Decarbonising the economy is one of the four main goals of the NES, and the country aims to exceed its 2020 European Union environmental and decarbonisation objectives and take a lead role in implementing the EU Roadmap 2050.
With the transport sector representing the leading source of carbon emissions, Italy has adopted a number of measures to reduce greenhouse gas emissions from the sector, such as increasing the number of gas-fired vehicles which now stand at almost one million, IEA explained.
Italy is also looking at projects to establish LNG as a fuel for goods transport and for use in shipping.
“However, limited progress has been made in developing integrated urban transport systems and diesel use is increasingly supported by a favourable tax regime” IEA stressed.

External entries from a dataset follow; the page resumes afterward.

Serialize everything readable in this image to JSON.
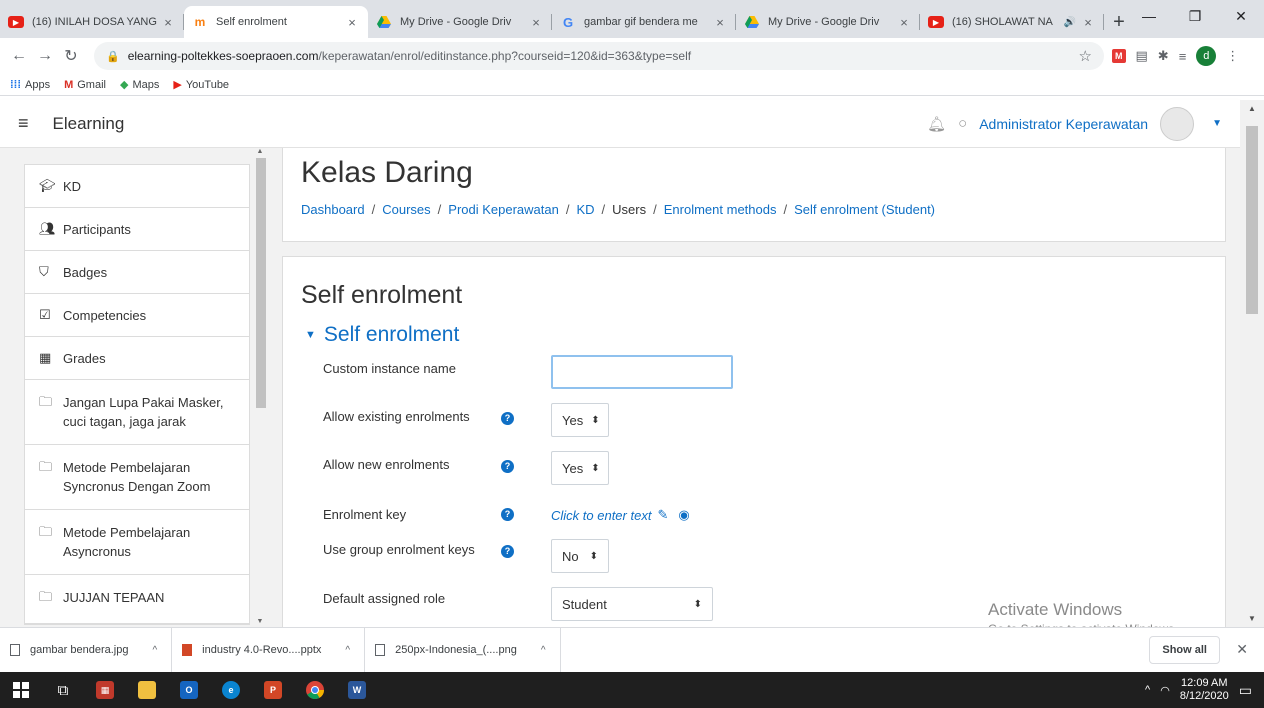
{
  "browser": {
    "tabs": [
      {
        "title": "(16) INILAH DOSA YANG",
        "icon": "youtube-icon",
        "active": false
      },
      {
        "title": "Self enrolment",
        "icon": "moodle-icon",
        "active": true
      },
      {
        "title": "My Drive - Google Driv",
        "icon": "drive-icon",
        "active": false
      },
      {
        "title": "gambar gif bendera me",
        "icon": "google-icon",
        "active": false
      },
      {
        "title": "My Drive - Google Driv",
        "icon": "drive-icon",
        "active": false
      },
      {
        "title": "(16) SHOLAWAT NA",
        "icon": "youtube-icon",
        "active": false
      }
    ],
    "url_host": "elearning-poltekkes-soepraoen.com",
    "url_path": "/keperawatan/enrol/editinstance.php?courseid=120&id=363&type=self",
    "profile_initial": "d",
    "bookmarks": [
      "Apps",
      "Gmail",
      "Maps",
      "YouTube"
    ]
  },
  "navbar": {
    "brand": "Elearning",
    "user_name": "Administrator Keperawatan"
  },
  "drawer": {
    "items": [
      {
        "label": "KD",
        "icon": "graduation-cap-icon"
      },
      {
        "label": "Participants",
        "icon": "users-icon"
      },
      {
        "label": "Badges",
        "icon": "shield-icon"
      },
      {
        "label": "Competencies",
        "icon": "checkbox-icon"
      },
      {
        "label": "Grades",
        "icon": "table-icon"
      },
      {
        "label": "Jangan Lupa Pakai Masker, cuci tagan, jaga jarak",
        "icon": "folder-icon"
      },
      {
        "label": "Metode Pembelajaran Syncronus Dengan Zoom",
        "icon": "folder-icon"
      },
      {
        "label": "Metode Pembelajaran Asyncronus",
        "icon": "folder-icon"
      },
      {
        "label": "JUJJAN TEPAAN",
        "icon": "folder-icon"
      }
    ]
  },
  "page": {
    "title": "Kelas Daring",
    "breadcrumb": [
      {
        "label": "Dashboard",
        "link": true
      },
      {
        "label": "Courses",
        "link": true
      },
      {
        "label": "Prodi Keperawatan",
        "link": true
      },
      {
        "label": "KD",
        "link": true
      },
      {
        "label": "Users",
        "link": false
      },
      {
        "label": "Enrolment methods",
        "link": true
      },
      {
        "label": "Self enrolment (Student)",
        "link": true
      }
    ]
  },
  "form": {
    "heading": "Self enrolment",
    "legend": "Self enrolment",
    "custom_instance_name": {
      "label": "Custom instance name",
      "value": ""
    },
    "allow_existing": {
      "label": "Allow existing enrolments",
      "value": "Yes"
    },
    "allow_new": {
      "label": "Allow new enrolments",
      "value": "Yes"
    },
    "enrolment_key": {
      "label": "Enrolment key",
      "placeholder": "Click to enter text"
    },
    "group_keys": {
      "label": "Use group enrolment keys",
      "value": "No"
    },
    "default_role": {
      "label": "Default assigned role",
      "value": "Student"
    }
  },
  "watermark": {
    "line1": "Activate Windows",
    "line2": "Go to Settings to activate Windows."
  },
  "downloads": {
    "items": [
      "gambar bendera.jpg",
      "industry 4.0-Revo....pptx",
      "250px-Indonesia_(....png"
    ],
    "show_all": "Show all"
  },
  "taskbar": {
    "time": "12:09 AM",
    "date": "8/12/2020"
  },
  "colors": {
    "link": "#0f6fc5",
    "help": "#0f6fc5"
  }
}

Energy efficiency "a priority"
Nevertheless, “NES has made energy efficiency a national priority, and Italy has continued to make progress in implementing such policies” it said.
The IEA also praised Italy for maintaining “impressive growth in the renewable energy sector” and for “its success in integrating large volumes of variable renewable generation.”
Moving forward, the IEA report recommended that Italy, in co-operation with the banking sector, develop new programmes for financing long-term investment in energy efficiency.
Moreover, containing costs must be a priority, according to the IEA, and policies “need to focus on bringing deployment costs towards international benchmarks.”
The IEA also said that measures introduced in 2014 to reduce the costs of renewables support mechanisms have created uncertainty, and similar to other European countries, have had negative implications on investor confidence.
The report also highlighted developments in market liberalisation and energy infrastructure development. Electricity transmission improvements between north and south, as well as market coupling, have resulted in price convergence throughout the country and wholesale electricity prices that are converging with other European markets.
Conversely, “electricity retail prices remain among the highest in Europe and are having an impact on the relative competitiveness of Italian industry” it pointed out.
The report also noted that “development in the natural gas sector has been slow, and greater improvement is needed if Italy is to realise its ambition of becoming a southern European gas hub.”